All divisions of the University are actively involved with improving equity and accessibility in higher education. Below is a snapshot of research in this field that has been carried out across numerous divisions, faculties and centres of the University of Newcastle.
The Aspirations Longitudinal Study is a significant four-year research project that is the first of its kind to seek a comprehensive insight into the factors that shape the career and educational aspirations of students in the middle years of schooling.
The project has attracted more than $1m in funding from the Australian Research Council and the NSW Department of Education and Communities (DEC). The research team, led by Professor Jenny Gore, will track children from 85 state schools to investigate how their aspirations develop or change over time.

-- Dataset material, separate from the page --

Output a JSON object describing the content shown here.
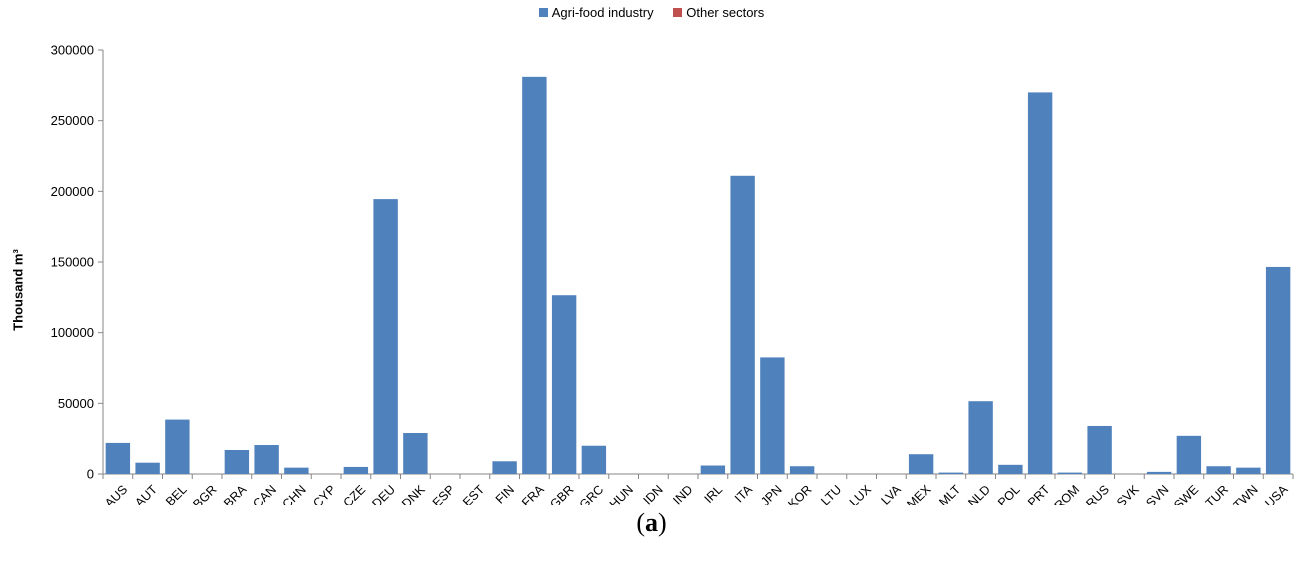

This project received almost $70,000 in 2014 by the National Centre for Equity in Higher Education at Curtin University. Over the next year it will examine the impact schools have on a student's decision and aspirations about going to university.

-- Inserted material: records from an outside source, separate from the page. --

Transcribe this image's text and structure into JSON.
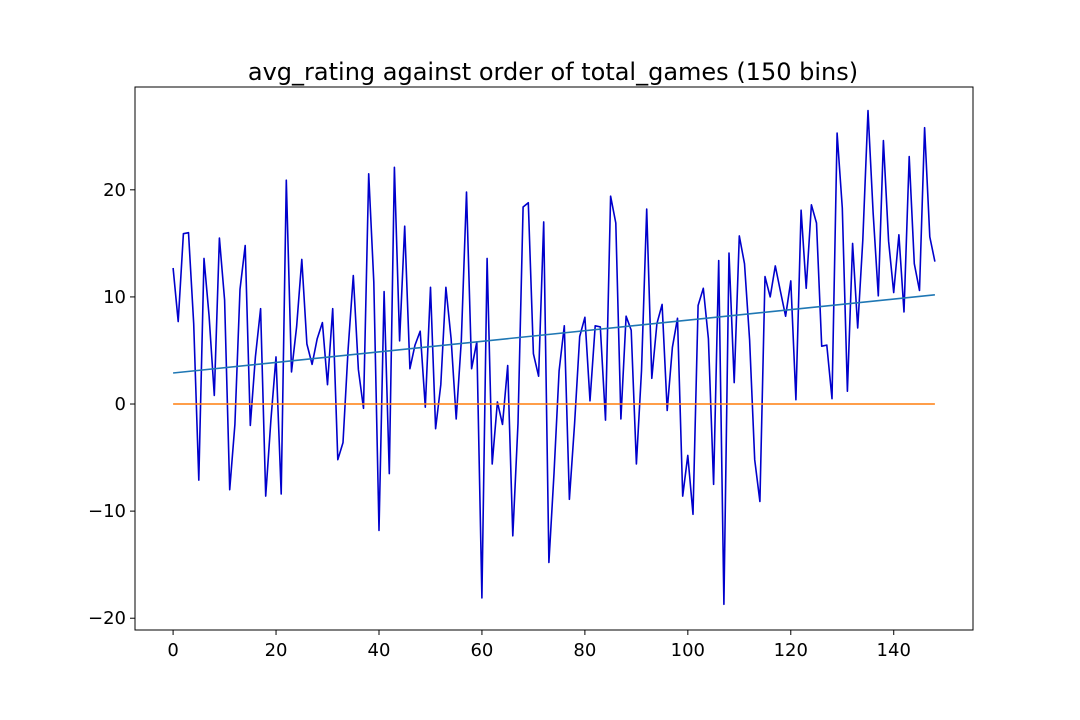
{
  "chart_data": {
    "type": "line",
    "title": "avg_rating against order of total_games (150 bins)",
    "xlabel": "",
    "ylabel": "",
    "xlim": [
      -7.4,
      155.4
    ],
    "ylim": [
      -21.1,
      29.6
    ],
    "xticks": [
      0,
      20,
      40,
      60,
      80,
      100,
      120,
      140
    ],
    "yticks": [
      -20,
      -10,
      0,
      10,
      20
    ],
    "xtick_labels": [
      "0",
      "20",
      "40",
      "60",
      "80",
      "100",
      "120",
      "140"
    ],
    "ytick_labels": [
      "−20",
      "−10",
      "0",
      "10",
      "20"
    ],
    "grid": false,
    "legend": "none",
    "series": [
      {
        "color": "#0000cc",
        "x": [
          0,
          1,
          2,
          3,
          4,
          5,
          6,
          7,
          8,
          9,
          10,
          11,
          12,
          13,
          14,
          15,
          16,
          17,
          18,
          19,
          20,
          21,
          22,
          23,
          24,
          25,
          26,
          27,
          28,
          29,
          30,
          31,
          32,
          33,
          34,
          35,
          36,
          37,
          38,
          39,
          40,
          41,
          42,
          43,
          44,
          45,
          46,
          47,
          48,
          49,
          50,
          51,
          52,
          53,
          54,
          55,
          56,
          57,
          58,
          59,
          60,
          61,
          62,
          63,
          64,
          65,
          66,
          67,
          68,
          69,
          70,
          71,
          72,
          73,
          74,
          75,
          76,
          77,
          78,
          79,
          80,
          81,
          82,
          83,
          84,
          85,
          86,
          87,
          88,
          89,
          90,
          91,
          92,
          93,
          94,
          95,
          96,
          97,
          98,
          99,
          100,
          101,
          102,
          103,
          104,
          105,
          106,
          107,
          108,
          109,
          110,
          111,
          112,
          113,
          114,
          115,
          116,
          117,
          118,
          119,
          120,
          121,
          122,
          123,
          124,
          125,
          126,
          127,
          128,
          129,
          130,
          131,
          132,
          133,
          134,
          135,
          136,
          137,
          138,
          139,
          140,
          141,
          142,
          143,
          144,
          145,
          146,
          147,
          148
        ],
        "y": [
          12.7,
          7.7,
          15.9,
          16.0,
          7.5,
          -7.1,
          13.6,
          8.2,
          0.8,
          15.5,
          9.7,
          -8.0,
          -1.9,
          10.7,
          14.8,
          -2.0,
          4.4,
          8.9,
          -8.6,
          -1.5,
          4.4,
          -8.4,
          20.9,
          3.0,
          7.2,
          13.5,
          5.6,
          3.7,
          6.1,
          7.6,
          1.8,
          8.9,
          -5.2,
          -3.6,
          5.1,
          12.0,
          3.2,
          -0.4,
          21.5,
          11.4,
          -11.8,
          10.5,
          -6.5,
          22.1,
          5.9,
          16.6,
          3.3,
          5.5,
          6.8,
          -0.3,
          10.9,
          -2.3,
          1.8,
          10.9,
          6.1,
          -1.4,
          5.9,
          19.8,
          3.3,
          5.8,
          -18.1,
          13.6,
          -5.6,
          0.2,
          -1.9,
          3.6,
          -12.3,
          -1.8,
          18.4,
          18.8,
          4.7,
          2.6,
          17.0,
          -14.8,
          -6.5,
          3.1,
          7.3,
          -8.9,
          -1.8,
          6.3,
          8.1,
          0.3,
          7.3,
          7.2,
          -1.5,
          19.4,
          16.9,
          -1.4,
          8.2,
          6.9,
          -5.6,
          3.1,
          18.2,
          2.4,
          7.5,
          9.3,
          -0.6,
          5.3,
          8.0,
          -8.6,
          -4.8,
          -10.3,
          9.2,
          10.8,
          6.1,
          -7.5,
          13.4,
          -18.7,
          14.1,
          2.0,
          15.7,
          13.1,
          6.0,
          -5.2,
          -9.1,
          11.9,
          10.0,
          12.9,
          10.5,
          8.2,
          11.5,
          0.4,
          18.1,
          10.8,
          18.6,
          16.9,
          5.4,
          5.5,
          0.5,
          25.3,
          18.3,
          1.2,
          15.0,
          7.1,
          15.3,
          27.4,
          17.9,
          10.1,
          24.6,
          15.2,
          10.4,
          15.8,
          8.6,
          23.1,
          13.1,
          10.6,
          25.8,
          15.6,
          13.3
        ]
      },
      {
        "color": "#1f77b4",
        "x": [
          0,
          148
        ],
        "y": [
          2.9,
          10.2
        ]
      },
      {
        "color": "#ff7f0e",
        "x": [
          0,
          148
        ],
        "y": [
          0,
          0
        ]
      }
    ]
  }
}
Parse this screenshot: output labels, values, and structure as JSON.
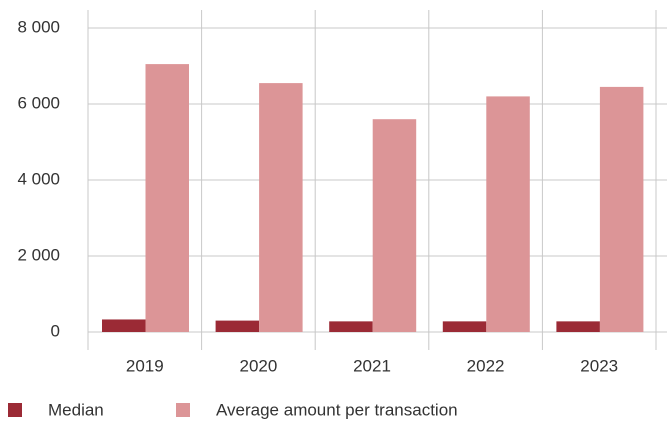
{
  "chart_data": {
    "type": "bar",
    "categories": [
      "2019",
      "2020",
      "2021",
      "2022",
      "2023"
    ],
    "series": [
      {
        "name": "Median",
        "color": "#9b2a35",
        "values": [
          330,
          300,
          280,
          280,
          280
        ]
      },
      {
        "name": "Average amount per transaction",
        "color": "#dc9597",
        "values": [
          7050,
          6550,
          5600,
          6200,
          6450
        ]
      }
    ],
    "ylim": [
      0,
      8000
    ],
    "yticks": [
      0,
      {
        "value": 2000,
        "label": "2 000"
      },
      {
        "value": 4000,
        "label": "4 000"
      },
      {
        "value": 6000,
        "label": "6 000"
      },
      {
        "value": 8000,
        "label": "8 000"
      }
    ],
    "grid": true
  }
}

Carried out by the Faculty of Education and Arts, the project will investigate subject selection, teachers and teaching as well as specific educational and career interventions. Interviews with current Year 11 students, their parents and teachers will be carried out along with interviews of former students from the same schools now at university. The case studies produced will be used to validate and form narratives of the impact of school, taking into account socio-economic status (SES), Aboriginality, rurality and gender.
This study draws from a 2012-2015 ARC Linkage study of students' educational and career aspirations from Year 3 to Year 12. The Choosing University study focuses on low SES and other marginalised students within the 2014 Aspirations Study Year 11 cohort of approximately 1200 students. At this point in schooling planning for the transition to tertiary education typically solidifies.

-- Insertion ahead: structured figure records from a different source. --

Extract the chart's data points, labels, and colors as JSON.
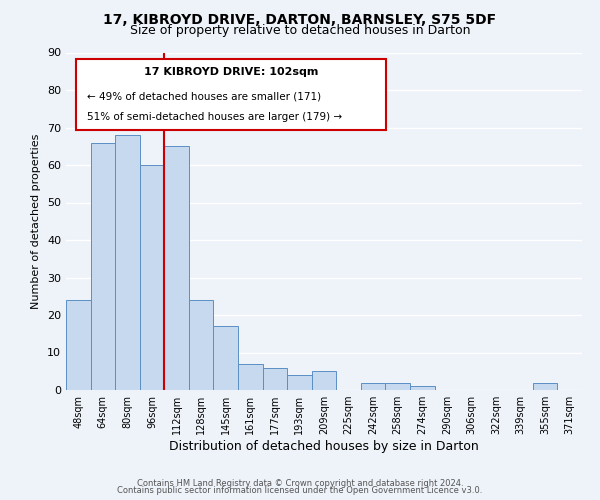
{
  "title": "17, KIBROYD DRIVE, DARTON, BARNSLEY, S75 5DF",
  "subtitle": "Size of property relative to detached houses in Darton",
  "xlabel": "Distribution of detached houses by size in Darton",
  "ylabel": "Number of detached properties",
  "bin_labels": [
    "48sqm",
    "64sqm",
    "80sqm",
    "96sqm",
    "112sqm",
    "128sqm",
    "145sqm",
    "161sqm",
    "177sqm",
    "193sqm",
    "209sqm",
    "225sqm",
    "242sqm",
    "258sqm",
    "274sqm",
    "290sqm",
    "306sqm",
    "322sqm",
    "339sqm",
    "355sqm",
    "371sqm"
  ],
  "bin_values": [
    24,
    66,
    68,
    60,
    65,
    24,
    17,
    7,
    6,
    4,
    5,
    0,
    2,
    2,
    1,
    0,
    0,
    0,
    0,
    2,
    0
  ],
  "bar_color": "#c7d9ef",
  "bar_edge_color": "#5b8fc4",
  "vline_color": "#cc0000",
  "annotation_title": "17 KIBROYD DRIVE: 102sqm",
  "annotation_line2": "← 49% of detached houses are smaller (171)",
  "annotation_line3": "51% of semi-detached houses are larger (179) →",
  "annotation_box_color": "#cc0000",
  "ylim": [
    0,
    90
  ],
  "yticks": [
    0,
    10,
    20,
    30,
    40,
    50,
    60,
    70,
    80,
    90
  ],
  "footer_line1": "Contains HM Land Registry data © Crown copyright and database right 2024.",
  "footer_line2": "Contains public sector information licensed under the Open Government Licence v3.0.",
  "bg_color": "#eef2f9",
  "grid_color": "#ffffff",
  "title_fontsize": 10,
  "subtitle_fontsize": 9
}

The University of Newcastle has secured almost $300,000 in funding as part of a $2.2 million collaborative grant from the Office for Learning and Teaching (OLT) for research into teacher enrichment up until 2016.
Inspiring Mathematics and Science in Teacher Education (IMSTE) aims to develop new interdisciplinary methods to improve mathematics and science training at university for potential teachers. The project hopes to enhance the quality of teaching in these areas and consequently increase student understanding and aspirations around science and mathematics.
The project is being carried out in collaboration with University of Queensland (lead), James Cook University, the University of Sydney, the University of Wollongong, the University of Newcastle (UoN) and the University of Tasmania.